How to Check Equipment Temperatures

Kids typically want to rush off onto the playground from the moment they arrive, but it’s important for parents first to check that playground equipment isn’t too hot. Here is a simple test parents can use: Hold the back of your hand against the equipment and see if you can tolerate the temperature for fie seconds. If you can’t, then the equipment is too hot for a child to use.

Parents also shouldn’t assume the equipment is OK because other kids are playing on it. What one child can handle may be dangerous for another. Parents should always check first and listen if their children say it’s too hot. Even in the cooler evening hours, heat will remain from the day, so parents should check then, as well.

Preventing Accidents

Hot temperatures don’t necessarily make playground equipment unusable. Home equipment can be cooled to a safe level by running water over it for a few minutes. Sitting on blankets is a good way to go down a slide and avoid burns.

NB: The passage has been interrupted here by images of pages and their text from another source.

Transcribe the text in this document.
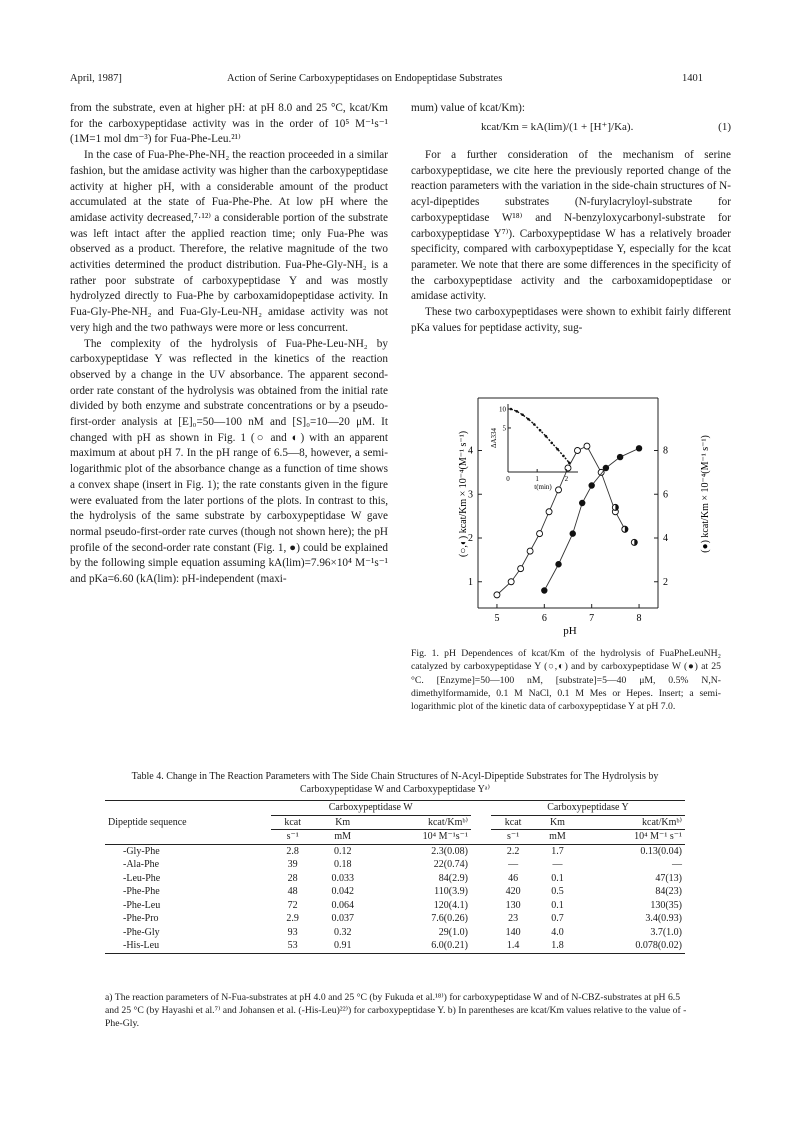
April, 1987]	Action of Serine Carboxypeptidases on Endopeptidase Substrates	1401

from the substrate, even at higher pH: at pH 8.0 and 25 °C, kcat/Km for the carboxypeptidase activity was in the order of 10⁵ M⁻¹s⁻¹ (1M=1 mol dm⁻³) for Fua-Phe-Leu.²¹⁾

In the case of Fua-Phe-Phe-NH₂ the reaction proceeded in a similar fashion, but the amidase activity was higher than the carboxypeptidase activity at higher pH, with a considerable amount of the product accumulated at the state of Fua-Phe-Phe. At low pH where the amidase activity decreased,⁷·¹²⁾ a considerable portion of the substrate was left intact after the applied reaction time; only Fua-Phe was observed as a product. Therefore, the relative magnitude of the two activities determined the product distribution. Fua-Phe-Gly-NH₂ is a rather poor substrate of carboxypeptidase Y and was mostly hydrolyzed directly to Fua-Phe by carboxamidopeptidase activity. In Fua-Gly-Phe-NH₂ and Fua-Gly-Leu-NH₂ amidase activity was not very high and the two pathways were more or less concurrent.

The complexity of the hydrolysis of Fua-Phe-Leu-NH₂ by carboxypeptidase Y was reflected in the kinetics of the reaction observed by a change in the UV absorbance. The apparent second-order rate constant of the hydrolysis was obtained from the initial rate divided by both enzyme and substrate concentrations or by a pseudo-first-order analysis at [E]₀=50—100 nM and [S]₀=10—20 μM. It changed with pH as shown in Fig. 1 (○ and ◐) with an apparent maximum at about pH 7. In the pH range of 6.5—8, however, a semi-logarithmic plot of the absorbance change as a function of time shows a convex shape (insert in Fig. 1); the rate constants given in the figure were evaluated from the later portions of the plots. In contrast to this, the hydrolysis of the same substrate by carboxypeptidase W gave normal pseudo-first-order rate curves (though not shown here); the pH profile of the second-order rate constant (Fig. 1, ●) could be explained by the following simple equation assuming kA(lim)=7.96×10⁴ M⁻¹s⁻¹ and pKa=6.60 (kA(lim): pH-independent (maxi-

mum) value of kcat/Km):

kcat/Km = kA(lim)/(1 + [H⁺]/Ka).	(1)

For a further consideration of the mechanism of serine carboxypeptidase, we cite here the previously reported change of the reaction parameters with the variation in the side-chain structures of N-acyl-dipeptides substrates (N-furylacryloyl-substrate for carboxypeptidase W¹⁸⁾ and N-benzyloxycarbonyl-substrate for carboxypeptidase Y⁷⁾). Carboxypeptidase W has a relatively broader specificity, compared with carboxypeptidase Y, especially for the kcat parameter. We note that there are some differences in the specificity of the carboxypeptidase activity and the carboxamidopeptidase or amidase activity.

These two carboxypeptidases were shown to exhibit fairly different pKa values for peptidase activity, sug-

5	6	7	8
1
2
3
4
2
4
6
8
0	1	2
5
10
t(min)
ΔA334
pH
(○,◐) kcat/Km × 10⁻⁴(M⁻¹ s⁻¹)	(●) kcat/Km × 10⁻⁴(M⁻¹ s⁻¹)
Fig. 1. pH Dependences of kcat/Km of the hydrolysis of FuaPheLeuNH₂ catalyzed by carboxypeptidase Y (○,◐) and by carboxypeptidase W (●) at 25 °C. [Enzyme]=50—100 nM, [substrate]=5—40 μM, 0.5% N,N-dimethylformamide, 0.1 M NaCl, 0.1 M Mes or Hepes. Insert; a semi-logarithmic plot of the kinetic data of carboxypeptidase Y at pH 7.0.
Table 4. Change in The Reaction Parameters with The Side Chain Structures of N-Acyl-Dipeptide Substrates for The Hydrolysis by Carboxypeptidase W and Carboxypeptidase Yᵃ⁾
Dipeptide sequence	Carboxypeptidase W				Carboxypeptidase Y		
	kcat	Km	kcat/Kmᵇ⁾		kcat	Km	kcat/Kmᵇ⁾
	s⁻¹	mM	10⁴ M⁻¹s⁻¹		s⁻¹	mM	10⁴ M⁻¹ s⁻¹
-Gly-Phe	2.8	0.12	2.3(0.08)		2.2	1.7	0.13(0.04)
-Ala-Phe	39	0.18	22(0.74)		—	—	—
-Leu-Phe	28	0.033	84(2.9)		46	0.1	47(13)
-Phe-Phe	48	0.042	110(3.9)		420	0.5	84(23)
-Phe-Leu	72	0.064	120(4.1)		130	0.1	130(35)
-Phe-Pro	2.9	0.037	7.6(0.26)		23	0.7	3.4(0.93)
-Phe-Gly	93	0.32	29(1.0)		140	4.0	3.7(1.0)
-His-Leu	53	0.91	6.0(0.21)		1.4	1.8	0.078(0.02)
a) The reaction parameters of N-Fua-substrates at pH 4.0 and 25 °C (by Fukuda et al.¹⁸⁾) for carboxypeptidase W and of N-CBZ-substrates at pH 6.5 and 25 °C (by Hayashi et al.⁷⁾ and Johansen et al. (-His-Leu)²²⁾) for carboxypeptidase Y. b) In parentheses are kcat/Km values relative to the value of -Phe-Gly.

Wearing appropriate clothing also helps reduce the risk of burns. Children should at least wear enough clothes to cover the major contact areas with equipment. Loose-fitting clothing is appropriate to both prevent burns from equipment and avoid overheating. Some children may want to play barefoot, but proper shoes are necessary to avoid burned feet from hot playground padding.

Burn Treatments

Most equipment burns will be first-degree, which are simple to treat with a little cool water and aloe. Some burns can reach second-degree, though, such as extensive slide injuries. Parents can recognize a second-degree burn by peeling of skin and possible blistering.

It is possible to treat a second-degree burn at home with proper disinfectants and bandaging; however, such burns run the risk of infections, which can be dangerous for children. If parents don’t feel confident in their treatment skills or start to notice swelling or pus around the burn, they should take their children to see a doctor.

Keeping an eye on playground equipment temperatures may not be the first thing on the minds of parents trying to keep their kids busy and happy this summer, but it is important. Making awareness and injury prevention part of your summer routine can ensure everyone has a fun, safe time on the playground.